Die Kapitalmarktunion kommt nicht recht vom Fleck. Das neue EU-Gesetzespaket enthält nun zwar richtige Ansätze, ignoriert aber erneut die wahren Probleme.

Das Chamäleon

Die Europäische Kapitalmarktunion ist schon ein Phänomen: Seit sie 2015 von der damaligen EU-Kommission ins Leben gerufen wurde, wurde sie ständig neu mit Bedeutung aufgeladen und erhielt immer neue Narrative. Ursprünglich sollte die Union einfach die Finanzierungsoptionen für Unternehmen verbreitern und Anlegern das langfristige sichere Investieren erleichtern. 2019 sollte das Projekt abgeschlossen sein. Ein Jahr später kam die Brexit-Entscheidung, und die Kapitalmarktunion hatte auf einmal die große Aufgabe, die Abhängigkeit vom Finanzplatz London abzufedern. 2018 wurde den Kapitalmärkten dann zusätzlich die Aufgabe übertragen, für eine nachhaltige Finanzierung zu sorgen.

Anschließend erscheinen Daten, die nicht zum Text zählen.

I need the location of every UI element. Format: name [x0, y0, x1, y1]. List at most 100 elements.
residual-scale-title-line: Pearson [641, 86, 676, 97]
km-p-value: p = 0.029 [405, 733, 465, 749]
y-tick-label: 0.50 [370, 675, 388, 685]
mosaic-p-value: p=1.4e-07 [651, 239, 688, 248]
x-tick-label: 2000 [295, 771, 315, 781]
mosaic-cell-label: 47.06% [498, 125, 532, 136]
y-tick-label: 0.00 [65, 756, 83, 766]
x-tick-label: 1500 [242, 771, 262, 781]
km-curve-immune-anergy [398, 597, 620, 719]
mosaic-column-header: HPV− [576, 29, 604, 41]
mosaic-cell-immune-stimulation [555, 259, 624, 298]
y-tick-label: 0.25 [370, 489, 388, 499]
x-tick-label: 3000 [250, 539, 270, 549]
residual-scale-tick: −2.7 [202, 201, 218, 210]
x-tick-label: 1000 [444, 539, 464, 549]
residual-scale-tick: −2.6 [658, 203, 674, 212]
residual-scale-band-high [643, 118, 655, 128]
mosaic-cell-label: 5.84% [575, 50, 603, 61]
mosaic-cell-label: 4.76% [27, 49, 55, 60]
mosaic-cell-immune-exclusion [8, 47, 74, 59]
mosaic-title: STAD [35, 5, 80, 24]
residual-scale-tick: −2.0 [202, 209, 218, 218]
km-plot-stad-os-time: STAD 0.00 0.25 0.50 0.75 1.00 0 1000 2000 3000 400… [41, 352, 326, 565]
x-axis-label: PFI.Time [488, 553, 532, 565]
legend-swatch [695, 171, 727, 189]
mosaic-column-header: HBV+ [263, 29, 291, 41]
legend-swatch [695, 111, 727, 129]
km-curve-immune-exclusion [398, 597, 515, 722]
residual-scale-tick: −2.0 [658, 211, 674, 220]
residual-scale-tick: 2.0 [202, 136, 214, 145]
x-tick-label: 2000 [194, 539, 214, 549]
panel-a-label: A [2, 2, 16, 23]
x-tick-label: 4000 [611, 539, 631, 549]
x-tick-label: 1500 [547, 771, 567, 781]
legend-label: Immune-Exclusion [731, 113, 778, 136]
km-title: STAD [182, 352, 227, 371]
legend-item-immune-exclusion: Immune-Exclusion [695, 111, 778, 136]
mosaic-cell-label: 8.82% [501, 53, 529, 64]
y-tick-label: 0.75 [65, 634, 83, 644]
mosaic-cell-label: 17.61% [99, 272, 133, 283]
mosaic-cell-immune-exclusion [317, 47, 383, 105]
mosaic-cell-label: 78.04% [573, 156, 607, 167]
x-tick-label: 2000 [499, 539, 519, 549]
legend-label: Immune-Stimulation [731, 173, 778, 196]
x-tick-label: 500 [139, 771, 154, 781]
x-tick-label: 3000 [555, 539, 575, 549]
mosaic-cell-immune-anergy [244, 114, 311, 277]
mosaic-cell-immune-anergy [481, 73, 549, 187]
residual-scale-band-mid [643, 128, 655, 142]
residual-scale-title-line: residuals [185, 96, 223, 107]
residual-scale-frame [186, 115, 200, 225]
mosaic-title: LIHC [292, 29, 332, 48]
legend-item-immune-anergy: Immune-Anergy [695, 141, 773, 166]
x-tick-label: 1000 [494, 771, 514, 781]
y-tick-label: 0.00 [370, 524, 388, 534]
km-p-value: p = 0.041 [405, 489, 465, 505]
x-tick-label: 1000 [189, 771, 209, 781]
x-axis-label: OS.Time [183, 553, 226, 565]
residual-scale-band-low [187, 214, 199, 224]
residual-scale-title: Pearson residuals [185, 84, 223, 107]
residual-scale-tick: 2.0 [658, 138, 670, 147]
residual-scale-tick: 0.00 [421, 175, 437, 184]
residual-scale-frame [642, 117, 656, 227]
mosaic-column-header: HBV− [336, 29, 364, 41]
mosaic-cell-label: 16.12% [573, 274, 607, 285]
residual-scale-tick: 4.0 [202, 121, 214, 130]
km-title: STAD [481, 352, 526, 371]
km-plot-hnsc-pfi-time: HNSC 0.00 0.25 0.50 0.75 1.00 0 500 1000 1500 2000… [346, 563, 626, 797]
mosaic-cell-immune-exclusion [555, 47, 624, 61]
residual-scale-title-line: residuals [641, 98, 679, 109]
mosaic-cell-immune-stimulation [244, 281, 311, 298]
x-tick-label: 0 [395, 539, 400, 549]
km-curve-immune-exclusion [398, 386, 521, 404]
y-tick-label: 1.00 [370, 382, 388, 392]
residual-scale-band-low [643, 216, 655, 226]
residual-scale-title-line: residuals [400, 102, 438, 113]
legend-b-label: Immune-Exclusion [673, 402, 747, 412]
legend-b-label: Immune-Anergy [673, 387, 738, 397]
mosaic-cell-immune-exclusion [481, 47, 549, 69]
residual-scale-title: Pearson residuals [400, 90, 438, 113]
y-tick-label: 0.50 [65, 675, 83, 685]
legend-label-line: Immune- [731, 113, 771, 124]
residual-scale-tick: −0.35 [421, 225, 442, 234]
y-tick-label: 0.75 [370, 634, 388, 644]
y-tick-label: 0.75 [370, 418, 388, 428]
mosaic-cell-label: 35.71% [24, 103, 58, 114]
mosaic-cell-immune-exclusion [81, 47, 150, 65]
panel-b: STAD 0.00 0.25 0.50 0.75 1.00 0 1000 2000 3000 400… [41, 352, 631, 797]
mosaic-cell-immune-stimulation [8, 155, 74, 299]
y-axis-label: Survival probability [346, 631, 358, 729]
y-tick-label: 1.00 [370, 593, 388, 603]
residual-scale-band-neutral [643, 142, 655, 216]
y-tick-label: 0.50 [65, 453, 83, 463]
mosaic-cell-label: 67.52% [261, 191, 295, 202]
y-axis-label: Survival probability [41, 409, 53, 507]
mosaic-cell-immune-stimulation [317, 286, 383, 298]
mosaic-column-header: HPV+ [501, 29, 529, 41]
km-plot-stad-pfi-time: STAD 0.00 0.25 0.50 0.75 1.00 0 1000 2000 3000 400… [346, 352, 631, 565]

Innerhalb kürzester Zeit wurde Green/Sustainable Finance selbst zu einem Megathema, das dem Schoß der Kapitalmarktunion längst entwachsen ist. Seit 2020 soll die Kapitalmarktfinanzierung aber auch noch einen unverzichtbaren Beitrag dazu leisten, dass Europa aus der Coronakrise herauskommt. Und spätestens seit diesem Jahr ist auch klar: Die Milliarden und Abermilliarden an privaten Investitionen, die für die grüne und digitale Transformation der Wirtschaft nötig sind, sollten bestenfalls auch über die europäischen Kapitalmärkte generiert werden.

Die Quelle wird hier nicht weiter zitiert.